サラダの入った器を手に、カズハさんも姿を見せる。
「僕にとって、クリスマスのオーソドックスって、これなんですよね」
サラダの上には、ホワイトアスパラガスがてんこ盛りになっていた。
「何でかうち、クリスマスの時しかホワイトアスパラガスって食べなくて
 子供の時は『これはクリスマスの食べ物なんだ』って思いこんでました」
照れた顔を見せるカズハさんに
「いや、うちの食卓には出たことすらないな
 こーゆーのは、レストランで食べるもんだと思ってた」
中川先生は驚いた顔をする。
「うちは母さんの大好物だから、しょっちゅう食べてます」
俺も驚いてそう言った。
ミッションテーマは一緒なのに、こんなにも色々と違うのかと俺は今回のミッションの奥深さを思い知った。
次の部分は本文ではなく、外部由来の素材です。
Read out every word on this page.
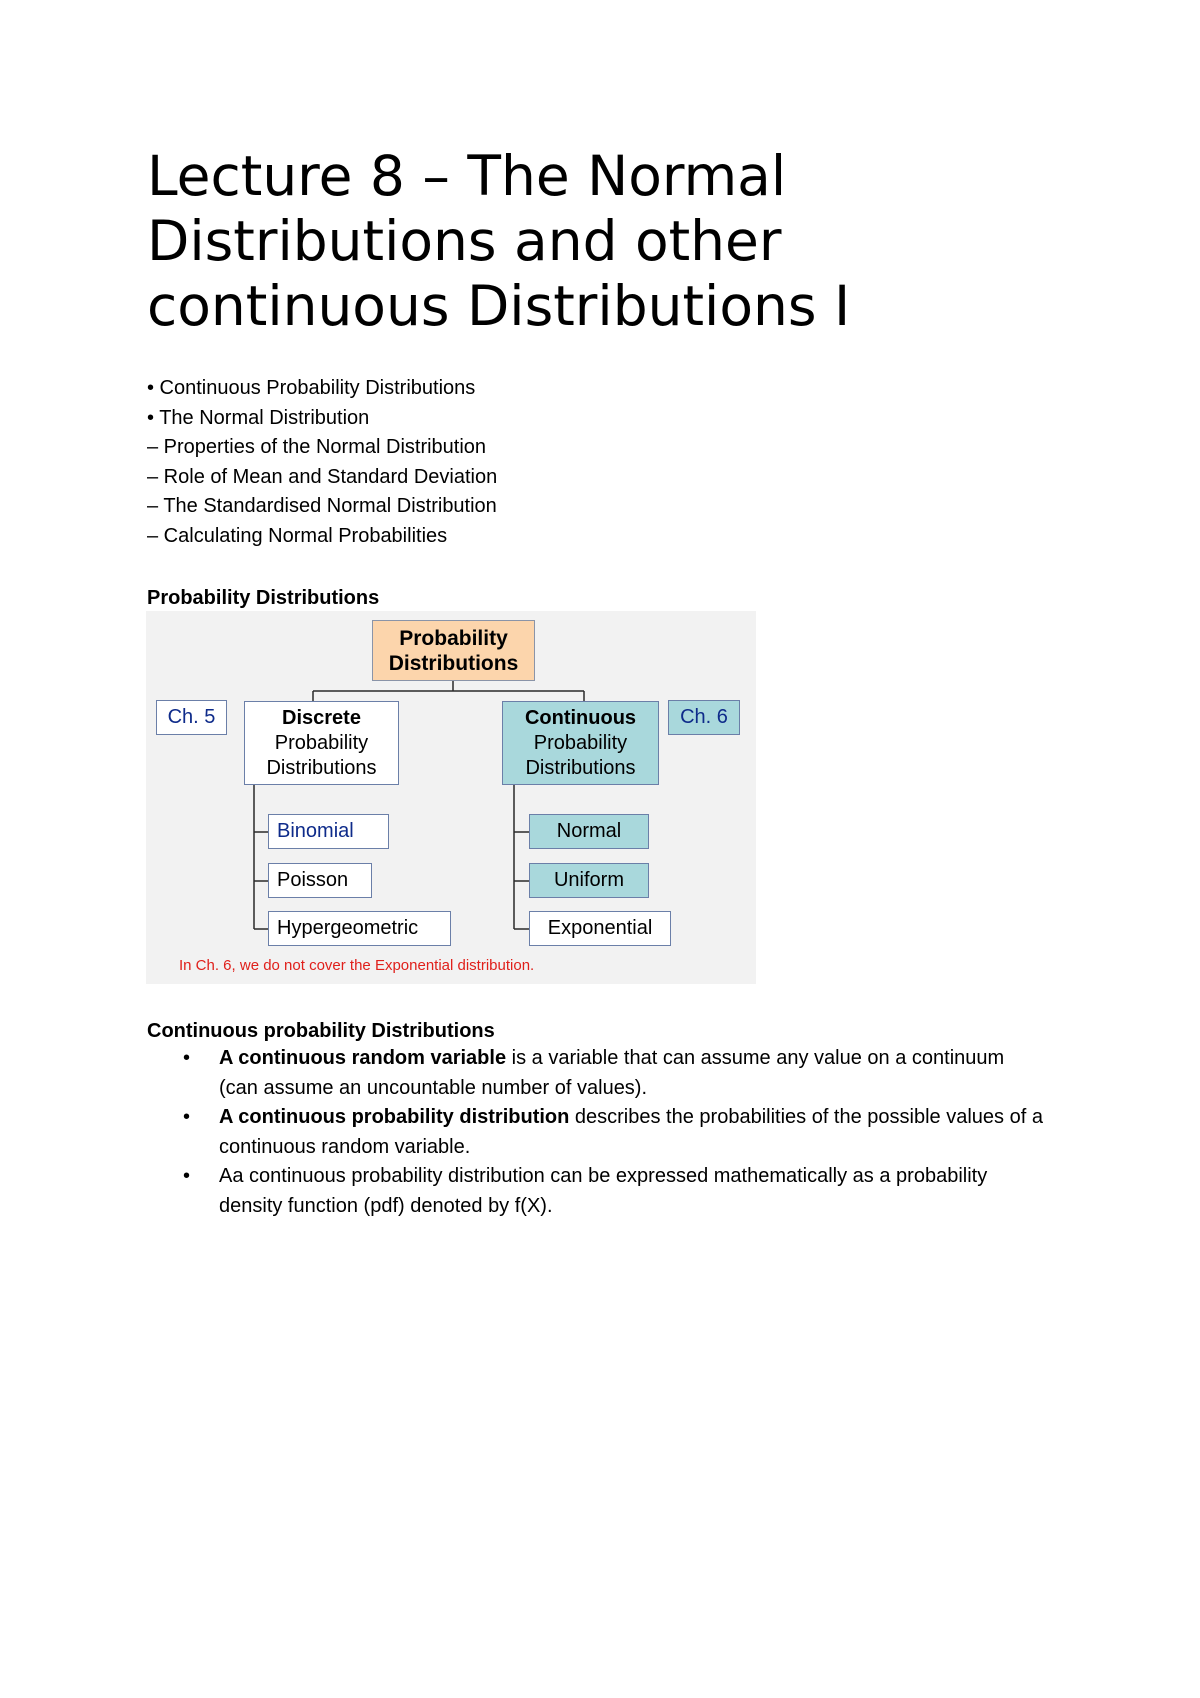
Lecture 8 – The Normal
Distributions and other
continuous Distributions I
• Continuous Probability Distributions
• The Normal Distribution
– Properties of the Normal Distribution
– Role of Mean and Standard Deviation
– The Standardised Normal Distribution
– Calculating Normal Probabilities
Probability Distributions
Probability
Distributions
Ch. 5	Discrete
Probability
Distributions
Continuous
Probability
Distributions
Ch. 6
Binomial
Poisson
Hypergeometric
Normal
Uniform
Exponential
In Ch. 6, we do not cover the Exponential distribution.
Continuous probability Distributions
• A continuous random variable is a variable that can assume any value on a continuum (can assume an uncountable number of values).
• A continuous probability distribution describes the probabilities of the possible values of a continuous random variable.
• Aa continuous probability distribution can be expressed mathematically as a probability density function (pdf) denoted by f(X).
料理がのったテーブルを囲み、グラスを手にした俺たちは

「「メリークリスマス」」

皆で乾杯する。
いつもソフトドリンクのカズハさんは『せっかくのクリスマスだから』とシャンパンを飲んでいた。
もちろん、空もお揃いだ。
俺と日野に合わせ、白久と黒谷はシャンメリーを飲んでいる。
羽生も中川先生に勧められてシャンメリーを飲んでいたが『やっぱり、ミルクにする』と途中で切り替えていた。
俺より大きくなって大人っぽくなっても、中身はまだ子猫のようだ。

「俺たちのミッション『パン』だけど…
 うち、クリスマスもチキンをおかずにして普通にご飯食べるんだよね
 ケーキはデザートでさ
 オーソドックスって言われてもよくわかんないから、フランスパンとロールパンにしてみたよ」
日野がそう言って舌を出す。
「何だ日野少年のとこ、うちと一緒か
 クリスマスのチキン、なんつっても照り焼きだからご飯がすすむんだよな」
ゲンさんがヒヒッと笑う。

「しかし、荒木少年のテリーヌとカプレーゼはパン向けだ
 今回のナウなヤングは荒木少年に決まりだな」
ゲンさんの言葉に
「でも、俺も家ではオードブルなんて食べないんだけど
 うちのクリスマスはケンタンのチキンセットだから、ポテトも一緒に買ってそれで済ませてるし」
俺は頭を掻いた。
「何だ、クリスマスってのは未だに昭和的なイベントだな」
ゲンさんは楽しそうに笑っていた。

「なら、クリスマスケーキはバタークリームにすりゃよかったか
 オーソドックスに、サンタとイチゴののった生クリームケーキを用意したんだが」
ゲンさんが言うと
「いや、バタークリームは正直美味しくないから
 子供の頃1回食べて懲りました」
中川先生が慌てて手を振った。
「だよなー、でも、あの味が懐かしいって、今でもこの時期になると売ってるんだよ、あれ」
腕を組んだゲンさんは神妙な顔で頷いて見せた。